Nicknamed the "Red City" for the particular color of its houses, Marrakech is the most popular site for tourists and Moroccans. Fortunately for the walker-loving nature, the snowy mountains that surround the city and can be admired from the city center, is a picture postcard. But the city now has ten golf courses, including two in one palm, and a dozen others waiting to leave, even if they use a lot of water. The success of tourism this place that even the famous Club Med is deployed with three pools and golf inside the grove. A stark contrast to that remembers that the very name of this city, dating from 1062 and built by Youssef Ibn Tachfin, first ruler of the Almoravid dynasty, encouraged to dream.

"Marrakech" come from the Berber word "love" which means "country" and "Akouche" which means "god", giving "the land of God" or "holy land" or, as another dialect etymology "rangelands." This dream seems vanished at a time when the city has nearly a million people with an impressive number of hotels, swimming pools and a multitude of riads (traditional houses built around a courtyard). Part of riads have been bought and renovated by the Moroccan-born or wealthy foreigners, pushing the less advantaged population to the outside of the city. This sad state of affairs gives rise to feelings of bitterness and nostalgia for the people of the palm, fewer and fewer.

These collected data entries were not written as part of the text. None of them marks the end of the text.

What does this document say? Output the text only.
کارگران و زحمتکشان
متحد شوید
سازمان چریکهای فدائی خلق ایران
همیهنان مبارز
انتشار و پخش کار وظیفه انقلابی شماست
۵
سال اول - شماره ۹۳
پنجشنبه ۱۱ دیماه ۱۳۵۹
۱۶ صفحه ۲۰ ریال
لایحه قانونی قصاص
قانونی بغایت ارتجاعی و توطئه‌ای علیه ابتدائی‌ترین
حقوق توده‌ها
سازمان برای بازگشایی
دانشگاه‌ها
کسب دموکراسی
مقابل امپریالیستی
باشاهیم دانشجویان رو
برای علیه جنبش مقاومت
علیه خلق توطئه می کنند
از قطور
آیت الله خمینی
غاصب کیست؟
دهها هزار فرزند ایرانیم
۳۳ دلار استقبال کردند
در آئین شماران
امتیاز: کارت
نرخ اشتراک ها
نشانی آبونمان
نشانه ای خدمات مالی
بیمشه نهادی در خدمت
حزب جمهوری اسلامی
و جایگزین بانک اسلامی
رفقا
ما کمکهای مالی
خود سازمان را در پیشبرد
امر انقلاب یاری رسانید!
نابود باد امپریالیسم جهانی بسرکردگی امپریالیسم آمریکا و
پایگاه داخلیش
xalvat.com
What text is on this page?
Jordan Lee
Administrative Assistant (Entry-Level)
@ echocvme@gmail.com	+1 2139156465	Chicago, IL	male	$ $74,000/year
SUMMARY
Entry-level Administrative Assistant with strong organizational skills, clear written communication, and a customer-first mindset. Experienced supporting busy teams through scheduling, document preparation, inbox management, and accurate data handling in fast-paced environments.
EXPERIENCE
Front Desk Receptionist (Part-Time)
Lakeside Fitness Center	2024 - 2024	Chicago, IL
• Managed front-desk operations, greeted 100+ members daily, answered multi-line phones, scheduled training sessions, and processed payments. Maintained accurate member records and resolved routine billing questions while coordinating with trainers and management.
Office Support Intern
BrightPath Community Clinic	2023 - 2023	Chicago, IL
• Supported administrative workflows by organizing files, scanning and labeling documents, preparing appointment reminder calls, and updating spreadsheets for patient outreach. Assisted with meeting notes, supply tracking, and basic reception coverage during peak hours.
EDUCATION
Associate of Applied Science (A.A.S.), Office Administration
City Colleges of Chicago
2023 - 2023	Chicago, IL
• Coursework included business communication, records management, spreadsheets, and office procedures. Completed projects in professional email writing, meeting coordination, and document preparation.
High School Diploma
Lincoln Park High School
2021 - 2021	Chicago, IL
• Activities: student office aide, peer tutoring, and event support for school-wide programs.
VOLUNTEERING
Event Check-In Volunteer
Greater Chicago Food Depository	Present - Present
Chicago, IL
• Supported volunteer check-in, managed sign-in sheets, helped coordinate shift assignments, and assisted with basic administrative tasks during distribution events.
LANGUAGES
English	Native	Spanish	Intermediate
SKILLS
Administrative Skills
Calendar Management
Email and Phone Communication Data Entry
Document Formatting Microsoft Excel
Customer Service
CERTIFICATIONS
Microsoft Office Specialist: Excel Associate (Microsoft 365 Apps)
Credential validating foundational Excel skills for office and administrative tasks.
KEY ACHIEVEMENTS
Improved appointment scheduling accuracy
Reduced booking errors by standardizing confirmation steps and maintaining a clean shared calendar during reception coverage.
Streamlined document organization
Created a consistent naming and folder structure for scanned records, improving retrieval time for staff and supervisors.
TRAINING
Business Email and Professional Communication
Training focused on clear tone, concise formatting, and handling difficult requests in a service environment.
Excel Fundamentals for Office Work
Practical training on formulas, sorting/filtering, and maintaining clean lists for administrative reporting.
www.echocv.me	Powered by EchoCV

"The source went here where I stand. Before, there was a stream. There was a spring there, another next to it. Everywhere the place was full of sources. But the day they began to build villas and hotels, the water is gone. It's over, "indignant Boujemaa, a resident of the palm. To protect the grove, an extensive program was launched by local authorities in 2007, aiming to plant 430,000 palm trees in a year. "Thanks to the central waste water treatment, opened in 2010, and wells that are already operational, large quantities of water available," said Abdelilah Mdidech, the program director for the Protection of the palm, led by Mohammed VI Foundation for the environment. Hundreds of workers are busy day for planting new palm trees and maintain those who are aging.

"It is already in 415,292 young palms planted (...) and there, the young shoots have a good recovery, with green leaves and a good crown," says Mdidech. The latter claims to be "realistic but optimistic": "I know we can not afford, especially in water, into a verdant grove. We must be realistic." "But with this project, I can say it will be saved. I am optimistic."